Cerca de 40 mil vagas no mercado brasileiro de tecnologia não são preenchidas por falta de qualificação profissional. O dado da ASSESPRO-SP, (Associação Brasileira das Empresas de TI) é, no mínimo, um grande incentivo para começar a pesquisa de cursos na área, sejam eles de extensão, mais práticos, ou de pós-graduação.
Edmilson Oliveiras, diretor executivo da Agnis, consultoria em Recursos Humanos, recomenda que o profissional se atualize constantemente, afinal o mercado de TI, sofre muitas mudanças. “Há segmentos mais conservadores e outros menos. Na área de TI, se o profissional espera muito, fica fossilizado”, aponta Oliveiras.
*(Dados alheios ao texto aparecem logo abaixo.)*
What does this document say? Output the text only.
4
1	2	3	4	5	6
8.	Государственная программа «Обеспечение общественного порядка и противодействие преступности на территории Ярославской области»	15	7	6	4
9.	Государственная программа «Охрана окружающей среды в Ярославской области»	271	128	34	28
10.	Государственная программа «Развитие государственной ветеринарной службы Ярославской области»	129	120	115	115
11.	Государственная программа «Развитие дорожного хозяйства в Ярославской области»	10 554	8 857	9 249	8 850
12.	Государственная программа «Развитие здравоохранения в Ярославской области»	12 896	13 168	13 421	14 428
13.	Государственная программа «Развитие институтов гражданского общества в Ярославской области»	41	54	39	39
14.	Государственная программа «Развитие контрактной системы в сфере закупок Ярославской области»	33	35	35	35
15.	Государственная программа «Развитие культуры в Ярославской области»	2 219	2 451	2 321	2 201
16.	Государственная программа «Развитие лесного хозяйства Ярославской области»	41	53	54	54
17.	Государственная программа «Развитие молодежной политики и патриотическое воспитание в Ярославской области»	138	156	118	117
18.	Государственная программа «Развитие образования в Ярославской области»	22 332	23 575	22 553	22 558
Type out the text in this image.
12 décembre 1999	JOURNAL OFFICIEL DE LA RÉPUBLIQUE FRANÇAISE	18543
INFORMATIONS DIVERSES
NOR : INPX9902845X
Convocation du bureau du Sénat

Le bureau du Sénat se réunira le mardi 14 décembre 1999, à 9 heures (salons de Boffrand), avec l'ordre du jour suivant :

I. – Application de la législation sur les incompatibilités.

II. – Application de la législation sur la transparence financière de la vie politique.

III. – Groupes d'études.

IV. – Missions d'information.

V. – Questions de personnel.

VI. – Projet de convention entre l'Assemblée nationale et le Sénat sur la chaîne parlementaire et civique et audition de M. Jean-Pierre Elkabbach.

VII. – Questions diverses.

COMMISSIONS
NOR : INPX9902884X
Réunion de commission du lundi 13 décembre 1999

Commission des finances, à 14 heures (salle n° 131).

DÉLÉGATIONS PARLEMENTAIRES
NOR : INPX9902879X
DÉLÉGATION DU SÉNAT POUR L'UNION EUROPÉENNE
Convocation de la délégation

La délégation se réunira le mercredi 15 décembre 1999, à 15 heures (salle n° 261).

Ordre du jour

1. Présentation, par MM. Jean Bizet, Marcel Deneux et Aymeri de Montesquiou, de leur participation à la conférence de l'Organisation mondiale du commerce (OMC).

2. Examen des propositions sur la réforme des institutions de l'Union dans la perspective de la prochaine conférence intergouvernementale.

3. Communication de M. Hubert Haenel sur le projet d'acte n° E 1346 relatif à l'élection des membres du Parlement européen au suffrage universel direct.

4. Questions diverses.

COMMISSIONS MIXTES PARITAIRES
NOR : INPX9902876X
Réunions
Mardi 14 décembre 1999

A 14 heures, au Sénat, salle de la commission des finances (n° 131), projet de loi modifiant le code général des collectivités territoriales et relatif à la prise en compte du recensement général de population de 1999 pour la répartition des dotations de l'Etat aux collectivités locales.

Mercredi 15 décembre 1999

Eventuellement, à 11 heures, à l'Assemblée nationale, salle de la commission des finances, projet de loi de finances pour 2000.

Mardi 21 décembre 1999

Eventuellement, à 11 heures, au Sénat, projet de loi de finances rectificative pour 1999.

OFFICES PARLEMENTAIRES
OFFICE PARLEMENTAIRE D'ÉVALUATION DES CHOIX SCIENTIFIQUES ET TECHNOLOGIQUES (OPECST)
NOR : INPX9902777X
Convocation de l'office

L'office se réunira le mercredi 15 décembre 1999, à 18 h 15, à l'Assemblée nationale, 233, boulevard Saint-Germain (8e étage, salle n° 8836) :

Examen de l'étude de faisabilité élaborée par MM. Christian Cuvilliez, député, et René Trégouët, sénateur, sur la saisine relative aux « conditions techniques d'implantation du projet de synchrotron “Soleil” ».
Leia também: > Cursos de extensão ou pós para o 2º semestre > Estudantes saem da faculdade sem preparo > Três perguntas antes de aceitar um novo emprego
Além da evolução tecnológica em si, o mercado e as empresas têm cobrado dos profissionais outras competências, que ultrapassam o conhecimento técnico, como afirma Célio Antunes de Souza, diretor da Faculdade Impacta Tecnologia.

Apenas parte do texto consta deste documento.